The Beast that dwells under every man’s skin, in a greater or less degree, was in the full ascendancy at last. The unnamable ferocity that marks the death-leap of the wild hunters was in his face. In his eyes was cunning,—such craft as marks the pack in its hunting. All over him was written that unearthly rage that is alone the property and trait of the woods creatures: the fury with which a she-wolf fights for her cubs or a rattlesnake avenges the death of its mate. Mercy, remorse, compassion there was none.
And the demon gods of the wilderness rejoiced. For uncounted thousands of years the tide of battle had flowed against them; and it was long and long since they had won such a victory as this. Mostly their men children had forsaken their leafy bowers to live in houses. They tilled the ground rather than hunt in the forest. The cattle that had once run wild in the marshes now fed dully in enclosed pastures; the horses—that mighty breed that once mated and fought and died in freedom on the high lands—pulled lowly burdens in the cultivated fields. Even some of the canine people too—first cousins to the wolves themselves—had sold themselves into slavery for a gnawed bone and a chimney corner. But to-night the wild had claimed its own again.
Here was one, at least, who had come back into his own. The forest seemed to whisper and thrill with rapture.
PART TWO
THE WOLF-MAN
XVI
As a wolf might plan a hunt in the forest, Ben planned his war against Neilson and his subordinates. He knew perfectly that he must not attempt open warfare. The way of the wolf is the way of cunning and stealth: the stalk through the thicket and the ferocious attack upon the unsuspecting; and such example must guide Ben in his operations. He could not be too careful, too furtive.
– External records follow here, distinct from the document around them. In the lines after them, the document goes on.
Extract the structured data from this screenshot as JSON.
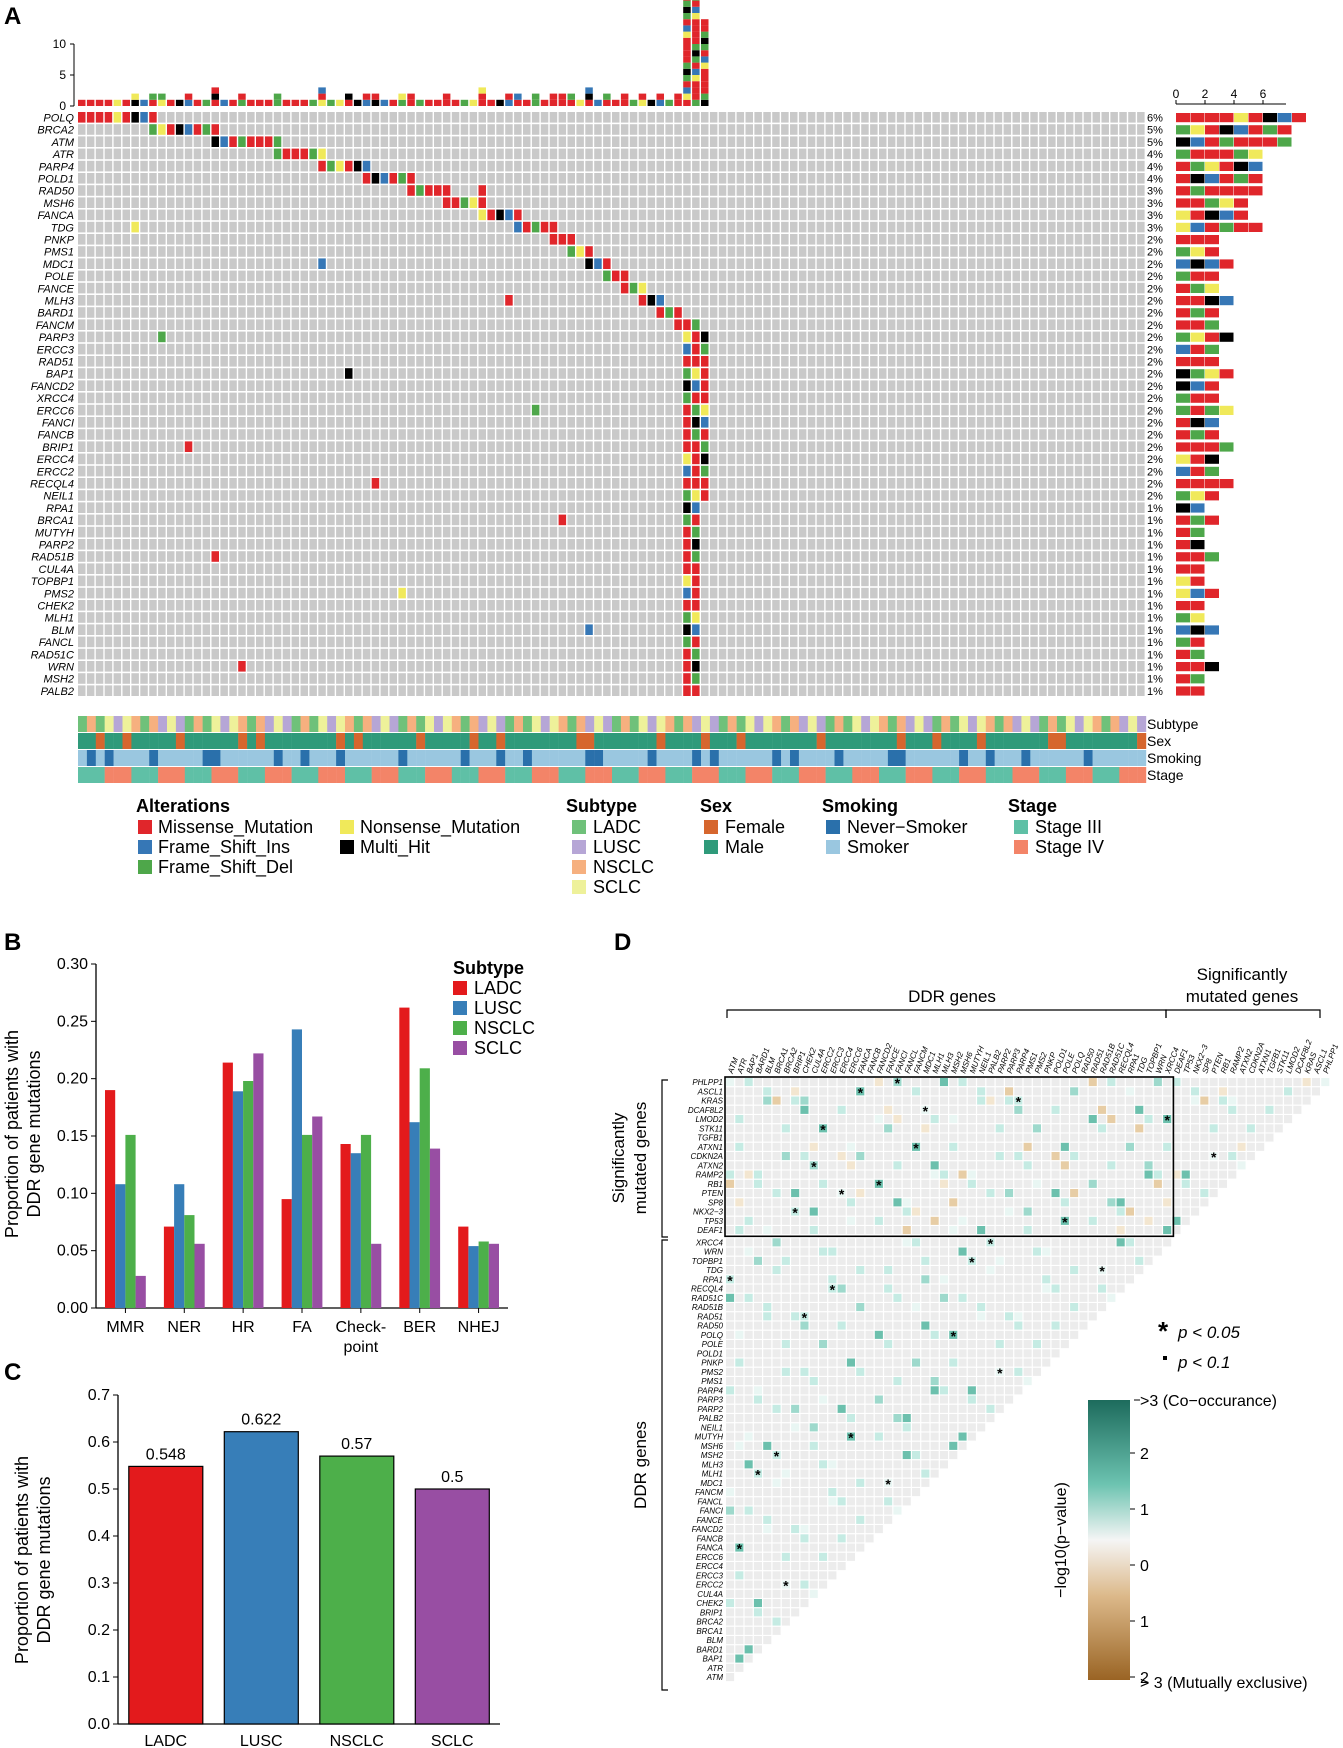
{
  "panels": {
    "a": "A",
    "b": "B",
    "c": "C",
    "d": "D"
  },
  "colors": {
    "missense": "#e0262b",
    "fs_ins": "#3677b6",
    "fs_del": "#4ea74a",
    "nonsense": "#f0e95a",
    "multi": "#000000",
    "empty": "#c9c9c9",
    "ladc": "#6fc17a",
    "lusc": "#b6a6d6",
    "nsclc": "#f6b07f",
    "sclc": "#eef19a",
    "female": "#d6662e",
    "male": "#2f9a7a",
    "never": "#2a70ab",
    "smoker": "#9ac7e0",
    "stage3": "#5fc0a6",
    "stage4": "#f38468",
    "b_ladc": "#e31a1c",
    "b_lusc": "#377eb8",
    "b_nsclc": "#4daf4a",
    "b_sclc": "#984ea3"
  },
  "oncoprint": {
    "top_ticks": [
      "10",
      "5",
      "0"
    ],
    "right_ticks": [
      "0",
      "2",
      "4",
      "6"
    ],
    "genes": [
      "POLQ",
      "BRCA2",
      "ATM",
      "ATR",
      "PARP4",
      "POLD1",
      "RAD50",
      "MSH6",
      "FANCA",
      "TDG",
      "PNKP",
      "PMS1",
      "MDC1",
      "POLE",
      "FANCE",
      "MLH3",
      "BARD1",
      "FANCM",
      "PARP3",
      "ERCC3",
      "RAD51",
      "BAP1",
      "FANCD2",
      "XRCC4",
      "ERCC6",
      "FANCI",
      "FANCB",
      "BRIP1",
      "ERCC4",
      "ERCC2",
      "RECQL4",
      "NEIL1",
      "RPA1",
      "BRCA1",
      "MUTYH",
      "PARP2",
      "RAD51B",
      "CUL4A",
      "TOPBP1",
      "PMS2",
      "CHEK2",
      "MLH1",
      "BLM",
      "FANCL",
      "RAD51C",
      "WRN",
      "MSH2",
      "PALB2"
    ],
    "percents": [
      "6%",
      "5%",
      "5%",
      "4%",
      "4%",
      "4%",
      "3%",
      "3%",
      "3%",
      "3%",
      "2%",
      "2%",
      "2%",
      "2%",
      "2%",
      "2%",
      "2%",
      "2%",
      "2%",
      "2%",
      "2%",
      "2%",
      "2%",
      "2%",
      "2%",
      "2%",
      "2%",
      "2%",
      "2%",
      "2%",
      "2%",
      "2%",
      "1%",
      "1%",
      "1%",
      "1%",
      "1%",
      "1%",
      "1%",
      "1%",
      "1%",
      "1%",
      "1%",
      "1%",
      "1%",
      "1%",
      "1%",
      "1%"
    ],
    "track_labels": [
      "Subtype",
      "Sex",
      "Smoking",
      "Stage"
    ]
  },
  "legend": {
    "alterations_title": "Alterations",
    "alterations": [
      "Missense_Mutation",
      "Frame_Shift_Ins",
      "Frame_Shift_Del",
      "Nonsense_Mutation",
      "Multi_Hit"
    ],
    "subtype_title": "Subtype",
    "subtypes": [
      "LADC",
      "LUSC",
      "NSCLC",
      "SCLC"
    ],
    "sex_title": "Sex",
    "sexes": [
      "Female",
      "Male"
    ],
    "smoking_title": "Smoking",
    "smoking": [
      "Never−Smoker",
      "Smoker"
    ],
    "stage_title": "Stage",
    "stages": [
      "Stage III",
      "Stage IV"
    ]
  },
  "chart_data": [
    {
      "type": "bar",
      "title": "",
      "categories": [
        "MMR",
        "NER",
        "HR",
        "FA",
        "Check-point",
        "BER",
        "NHEJ"
      ],
      "series": [
        {
          "name": "LADC",
          "values": [
            0.19,
            0.071,
            0.214,
            0.095,
            0.143,
            0.262,
            0.071
          ]
        },
        {
          "name": "LUSC",
          "values": [
            0.108,
            0.108,
            0.189,
            0.243,
            0.135,
            0.162,
            0.054
          ]
        },
        {
          "name": "NSCLC",
          "values": [
            0.151,
            0.081,
            0.198,
            0.151,
            0.151,
            0.209,
            0.058
          ]
        },
        {
          "name": "SCLC",
          "values": [
            0.028,
            0.056,
            0.222,
            0.167,
            0.056,
            0.139,
            0.056
          ]
        }
      ],
      "ylim": [
        0,
        0.3
      ],
      "yticks": [
        "0.00",
        "0.05",
        "0.10",
        "0.15",
        "0.20",
        "0.25",
        "0.30"
      ],
      "ylabel": "Proportion of patients with DDR gene mutations",
      "legend_title": "Subtype"
    },
    {
      "type": "bar",
      "categories": [
        "LADC",
        "LUSC",
        "NSCLC",
        "SCLC"
      ],
      "values": [
        0.548,
        0.622,
        0.57,
        0.5
      ],
      "value_labels": [
        "0.548",
        "0.622",
        "0.57",
        "0.5"
      ],
      "ylim": [
        0,
        0.7
      ],
      "yticks": [
        "0.0",
        "0.1",
        "0.2",
        "0.3",
        "0.4",
        "0.5",
        "0.6",
        "0.7"
      ],
      "ylabel": "Proportion of patients with DDR gene mutations"
    }
  ],
  "panel_b": {
    "xlabel_extra": "point",
    "ylabel_line1": "Proportion of patients with",
    "ylabel_line2": "DDR gene mutations"
  },
  "panel_c": {
    "ylabel_line1": "Proportion of patients with",
    "ylabel_line2": "DDR gene mutations"
  },
  "panel_d": {
    "ddr_header": "DDR genes",
    "sig_header_1": "Significantly",
    "sig_header_2": "mutated genes",
    "left_sig_1": "Significantly",
    "left_sig_2": "mutated genes",
    "left_ddr": "DDR genes",
    "col_ddr": [
      "ATM",
      "ATR",
      "BAP1",
      "BARD1",
      "BLM",
      "BRCA1",
      "BRCA2",
      "BRIP1",
      "CHEK2",
      "CUL4A",
      "ERCC2",
      "ERCC3",
      "ERCC4",
      "ERCC6",
      "FANCA",
      "FANCB",
      "FANCD2",
      "FANCE",
      "FANCI",
      "FANCL",
      "FANCM",
      "MDC1",
      "MLH1",
      "MLH3",
      "MSH2",
      "MSH6",
      "MUTYH",
      "NEIL1",
      "PALB2",
      "PARP2",
      "PARP3",
      "PARP4",
      "PMS1",
      "PMS2",
      "PNKP",
      "POLD1",
      "POLE",
      "POLQ",
      "RAD50",
      "RAD51",
      "RAD51B",
      "RAD51C",
      "RECQL4",
      "RPA1",
      "TDG",
      "TOPBP1",
      "WRN",
      "XRCC4"
    ],
    "col_sig": [
      "DEAF1",
      "TP53",
      "NKX2−3",
      "SP8",
      "PTEN",
      "RB1",
      "RAMP2",
      "ATXN2",
      "CDKN2A",
      "ATXN1",
      "TGFB1",
      "STK11",
      "LMOD2",
      "DCAF8L2",
      "KRAS",
      "ASCL1",
      "PHLPP1"
    ],
    "row_sig": [
      "PHLPP1",
      "ASCL1",
      "KRAS",
      "DCAF8L2",
      "LMOD2",
      "STK11",
      "TGFB1",
      "ATXN1",
      "CDKN2A",
      "ATXN2",
      "RAMP2",
      "RB1",
      "PTEN",
      "SP8",
      "NKX2−3",
      "TP53",
      "DEAF1"
    ],
    "row_ddr": [
      "XRCC4",
      "WRN",
      "TOPBP1",
      "TDG",
      "RPA1",
      "RECQL4",
      "RAD51C",
      "RAD51B",
      "RAD51",
      "RAD50",
      "POLQ",
      "POLE",
      "POLD1",
      "PNKP",
      "PMS2",
      "PMS1",
      "PARP4",
      "PARP3",
      "PARP2",
      "PALB2",
      "NEIL1",
      "MUTYH",
      "MSH6",
      "MSH2",
      "MLH3",
      "MLH1",
      "MDC1",
      "FANCM",
      "FANCL",
      "FANCI",
      "FANCE",
      "FANCD2",
      "FANCB",
      "FANCA",
      "ERCC6",
      "ERCC4",
      "ERCC3",
      "ERCC2",
      "CUL4A",
      "CHEK2",
      "BRIP1",
      "BRCA2",
      "BRCA1",
      "BLM",
      "BARD1",
      "BAP1",
      "ATR",
      "ATM"
    ],
    "sig_legend_1": "p < 0.05",
    "sig_legend_2": "p < 0.1",
    "scale_ticks": [
      "2",
      "1",
      "0",
      "1",
      "2"
    ],
    "scale_top": ">3 (Co−occurance)",
    "scale_bottom": "> 3 (Mutually exclusive)",
    "scale_label": "−log10(p−value)"
  }
}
His foes were three against one, and they were on their own ground. They knew the trails and the lay of the country; and as always, in the science of warfare, this was an advantage hardly to be overcome. Ben knew that his only hope lay in the finest strategy. First he must make a surprise attack, and second, he must utilize all natural advantages.
He was well aware that he could lie in ambush, close to the mine, and probably send one man to a speedy death with a rifle bullet. But he did not have one enemy; he had three. The survivors of the first shot would immediately seek shelter—probably returning shot for shot—and that would insert an element of uncertainty into the venture. At the distance he would be obliged to shoot, he would possibly only succeed in wounding one of his enemies, and he might miss him altogether. Such a plan as this was wholly too uncertain for adoption.